Life is quiet. My mother is teaching me to play bridge. Sometimes it’s hard for her to hold her cards, but her mind remains sharp. Her memories, real or imagined, seem to get more vivid every day as the present recedes. We have a cat named Herbert and some beautiful art deco furniture from the antique shops along Westheimer. Graham says he’s tired of L.A. and thinks it’s time to move Carnival Dog to Texas. He wants to get away from oldies and give some new young bands a start. I wouldn’t be surprised to see him here by New Year’s.
We listen to Smile now and then, even though it makes me lonesome for Brian. I tried Celebration of the Lizard the other night and enjoyed it, but what can I say? It’s not me.

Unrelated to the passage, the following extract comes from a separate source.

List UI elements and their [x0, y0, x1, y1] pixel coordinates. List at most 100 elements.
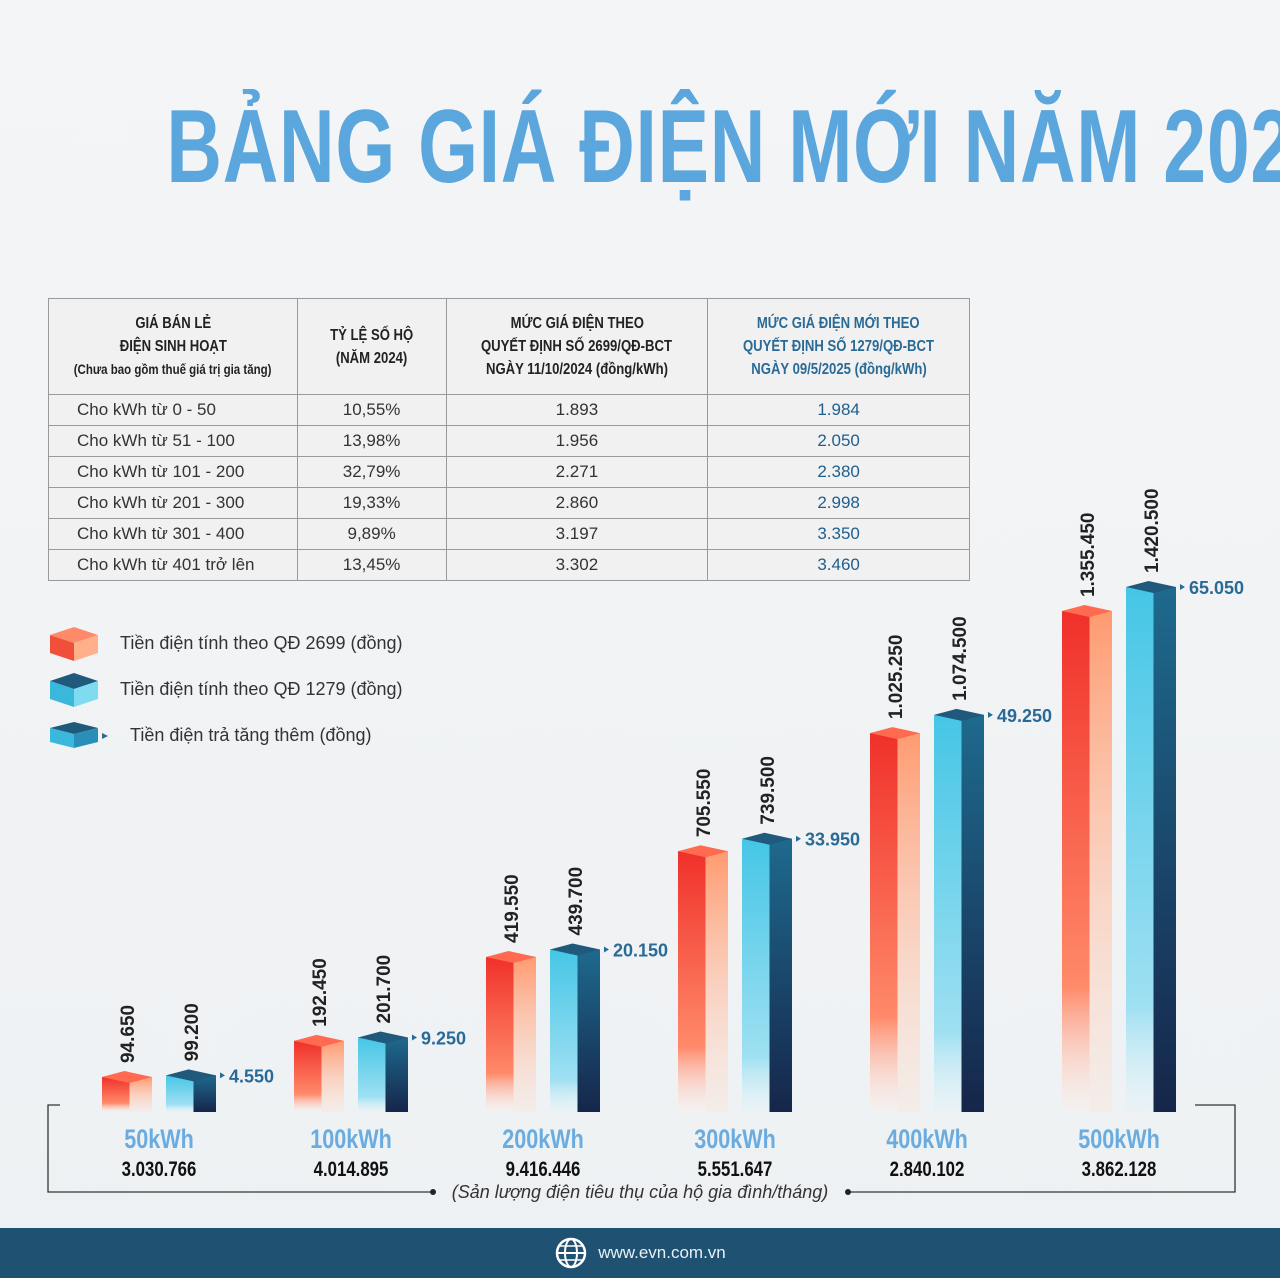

It’s still too painful to listen to Hendrix.
Last night I dreamed about my father again. It wasn’t much of a dream. He and my mother and I are staying in some kind of beach house, maybe in the Caribbean. We have lunch together and my father tells the halibut joke. I take a towel and go down to the ocean by myself to swim. The water is clear and beautiful.
When I woke up Lori was nestled behind me, with her arms around my chest.
I guess that’s about it. Business is great, and I like to think that it’s because of the quality of the work I do, that it’s because I really care how the music sounds. If you’re ever in Houston and need your stereo fixed, you should give me a call. I’m in the book.